I have a dataset with thousand of lines, lets call it x
.
library(GGally)
x = data.frame(a=runif(100,0,1),b=runif(100,0,1),c=runif(100,0,1),d=runif(100,0,1))
After clustering this data I also get a set of 5 lines, let's call this dataset y
.
y = data.frame(a=runif(5,0,1),b=runif(5,0,1),c=runif(5,0,1),d=runif(5,0,1))
In order to see the centroids y
overlaying x
I use the following code. First I add y to x such that the 5 rows are on the bottom of the final dataframe. This ensures ggparcoord will put them last and therefore stay on top of all the data:
df <- rbind(x,y)
Next I create a new column for df, following the question advice I referred such that I can color differently the centroids and therefore can tell it apart from the data:
df$cluster = "data"
df$cluster[(nrow(df)-4):(nrow(df))] <- "centroids"
Finally I plot it:
p <- ggparcoord(df, columns=1:4, groupColumn=5, scale="globalminmax", alphaLines = 0.99) + xlab("Sample") + ylab("log(Count)")
p + scale_colour_manual(values = c("data" = "grey","centroids" = "#94003C"))
The problem I am stuck with is from this stage and onwards. On my original data, plotting solely x doesn't lead to much insight since it is a heavy load of lines (on this data this is equivalent to using ggparcoord above on x
instead of df
:
By reducing alphaLines
considerably (0.05), I can naturally see some clusters due to the overlapping of the lines (this is again running ggparcoord on x
reducing alphaLines
):
It makes more sense to observe the centroids added to df
on top of the second plot, not the first.
However, since everything it is on a single dataframe, applying such a high value for alphaLine makes the centroid lines disappear.
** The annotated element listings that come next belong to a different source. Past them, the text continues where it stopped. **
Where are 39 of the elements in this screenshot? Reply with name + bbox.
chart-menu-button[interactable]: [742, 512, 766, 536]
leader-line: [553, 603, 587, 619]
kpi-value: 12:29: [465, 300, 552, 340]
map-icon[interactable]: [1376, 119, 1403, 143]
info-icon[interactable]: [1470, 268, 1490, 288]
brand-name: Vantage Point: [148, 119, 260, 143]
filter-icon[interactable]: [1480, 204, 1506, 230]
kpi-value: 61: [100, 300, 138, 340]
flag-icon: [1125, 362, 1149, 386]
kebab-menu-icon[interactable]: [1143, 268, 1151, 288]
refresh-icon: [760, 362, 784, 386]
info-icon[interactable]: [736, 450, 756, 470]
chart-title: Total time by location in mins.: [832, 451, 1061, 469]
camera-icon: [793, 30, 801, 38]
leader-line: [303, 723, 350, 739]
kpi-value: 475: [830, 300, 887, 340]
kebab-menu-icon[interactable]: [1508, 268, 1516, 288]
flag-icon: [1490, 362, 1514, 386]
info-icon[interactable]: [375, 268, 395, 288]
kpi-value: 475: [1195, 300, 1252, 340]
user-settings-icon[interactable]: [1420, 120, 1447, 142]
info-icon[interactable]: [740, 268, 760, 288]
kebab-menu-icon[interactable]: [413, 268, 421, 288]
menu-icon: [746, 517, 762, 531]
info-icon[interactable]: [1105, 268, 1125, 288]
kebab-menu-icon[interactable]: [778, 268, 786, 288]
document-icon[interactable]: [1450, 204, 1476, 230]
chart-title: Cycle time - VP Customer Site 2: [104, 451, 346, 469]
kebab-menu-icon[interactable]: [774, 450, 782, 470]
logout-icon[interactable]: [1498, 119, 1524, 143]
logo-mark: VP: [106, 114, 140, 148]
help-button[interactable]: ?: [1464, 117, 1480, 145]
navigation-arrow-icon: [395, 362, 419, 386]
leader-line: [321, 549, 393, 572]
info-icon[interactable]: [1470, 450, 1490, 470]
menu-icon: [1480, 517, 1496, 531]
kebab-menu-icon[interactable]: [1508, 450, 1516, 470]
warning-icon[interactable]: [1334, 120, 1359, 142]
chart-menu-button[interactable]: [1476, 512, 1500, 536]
My only option is then to use ggparcoord (as provided above) on df without decreasing the alphaValue:
My goal is to have the red lines (centroid lines) on top of the second figure with very low alpha. There are two ways I thought so far but couldn't get it working:
(1) Is there any way to create a column on the dataframe, similar to what is done for the color, such that I can specify the alpha value for each line?
(2) I originally attempted to create two different ggparcoords and "sum them up" hoping to overlay but an error was raised.
The question may contain too much detail, but I thought this could motivate better the applicability of the answer to serve the interest of other readers.
The answer I am looking for would use the provided data variables on the current format and generate the plot I am looking for. Better ways to reconstruct the data is also welcomed, but using the current structure is preferred.